Почти безумная мечта Герцена обрести, воскресить, увидеть в этой Натали ту Натали не осуществилась…
Оскорбленное самолюбие, пожалуй, даже яростно прорывается в дневнике Тучковой-Огаревой (конец июля 1857 года):
«Счастья настоящего, прочного нет… мы обоюдно отравляем жизнь друг другу совершенно бессознательно…»
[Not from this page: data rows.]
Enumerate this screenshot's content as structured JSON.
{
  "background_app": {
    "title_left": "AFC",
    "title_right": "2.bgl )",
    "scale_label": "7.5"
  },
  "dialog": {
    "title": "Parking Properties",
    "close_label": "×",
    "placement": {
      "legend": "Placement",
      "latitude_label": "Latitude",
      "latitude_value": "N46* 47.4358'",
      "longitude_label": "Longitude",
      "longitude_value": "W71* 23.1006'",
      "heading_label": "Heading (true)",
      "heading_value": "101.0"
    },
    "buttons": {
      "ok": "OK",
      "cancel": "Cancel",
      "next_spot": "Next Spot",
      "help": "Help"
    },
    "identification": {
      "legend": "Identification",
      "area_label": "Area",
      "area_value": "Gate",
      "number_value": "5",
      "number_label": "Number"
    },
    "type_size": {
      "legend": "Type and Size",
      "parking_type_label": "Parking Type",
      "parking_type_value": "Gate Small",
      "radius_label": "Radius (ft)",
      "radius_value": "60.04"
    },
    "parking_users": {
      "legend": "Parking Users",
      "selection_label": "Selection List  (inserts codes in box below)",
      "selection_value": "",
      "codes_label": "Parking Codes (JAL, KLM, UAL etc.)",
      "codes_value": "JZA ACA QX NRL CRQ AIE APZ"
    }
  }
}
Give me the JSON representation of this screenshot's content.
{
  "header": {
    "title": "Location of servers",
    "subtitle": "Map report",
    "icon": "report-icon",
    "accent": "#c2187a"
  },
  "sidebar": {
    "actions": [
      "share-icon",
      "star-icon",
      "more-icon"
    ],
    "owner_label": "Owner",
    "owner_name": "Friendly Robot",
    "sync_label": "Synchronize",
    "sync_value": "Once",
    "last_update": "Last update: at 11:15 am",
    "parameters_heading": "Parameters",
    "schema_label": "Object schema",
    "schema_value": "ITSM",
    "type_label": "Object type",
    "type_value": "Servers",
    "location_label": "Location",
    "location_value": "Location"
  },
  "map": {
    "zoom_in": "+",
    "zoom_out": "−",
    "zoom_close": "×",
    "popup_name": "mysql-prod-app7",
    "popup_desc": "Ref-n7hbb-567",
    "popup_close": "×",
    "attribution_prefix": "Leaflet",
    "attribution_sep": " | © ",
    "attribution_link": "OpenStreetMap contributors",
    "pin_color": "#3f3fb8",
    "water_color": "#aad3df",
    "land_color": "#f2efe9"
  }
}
После некоторого колебания она приписала:
«В особенности он».
Она знала минуты отрезвления, даже раскаяния. Ей становилось жаль и себя, и Герцена. Она давала некий обет смирения:
«Больше никаких требований, никаких оскорблений, буду тебя любить, как умею… Воротись же с спокойной и ясной душой…»
Огарев, который давно уже относился к Тучковой-Огаревой как к другу, советует Герцену:
«Попробуй не употреблять иронии ниже в шутку, будь осторожен до учтивости…»
Это, в сущности, совет Герцену перестать быть Герценом. Для чего же?
«Может, это, — продолжает Огарев (он-то хорошо знал свою жену, — пожалуй, уже время сказать бывшую жену), — давши дней покоя, — наведет на настоящую дорогу, — и из внешнего мира вырастет внутренний союз».
Немного пройдет времени, и в апреле 1858 года Огарев откроет в письме к Герцену, что он полюбил одну англичанку и она отвечает ему взаимностью. Это — Мери Сетерленд. Несмотря на то, что их брак был гражданским, он был крепким и продолжался до конца жизни Огарева.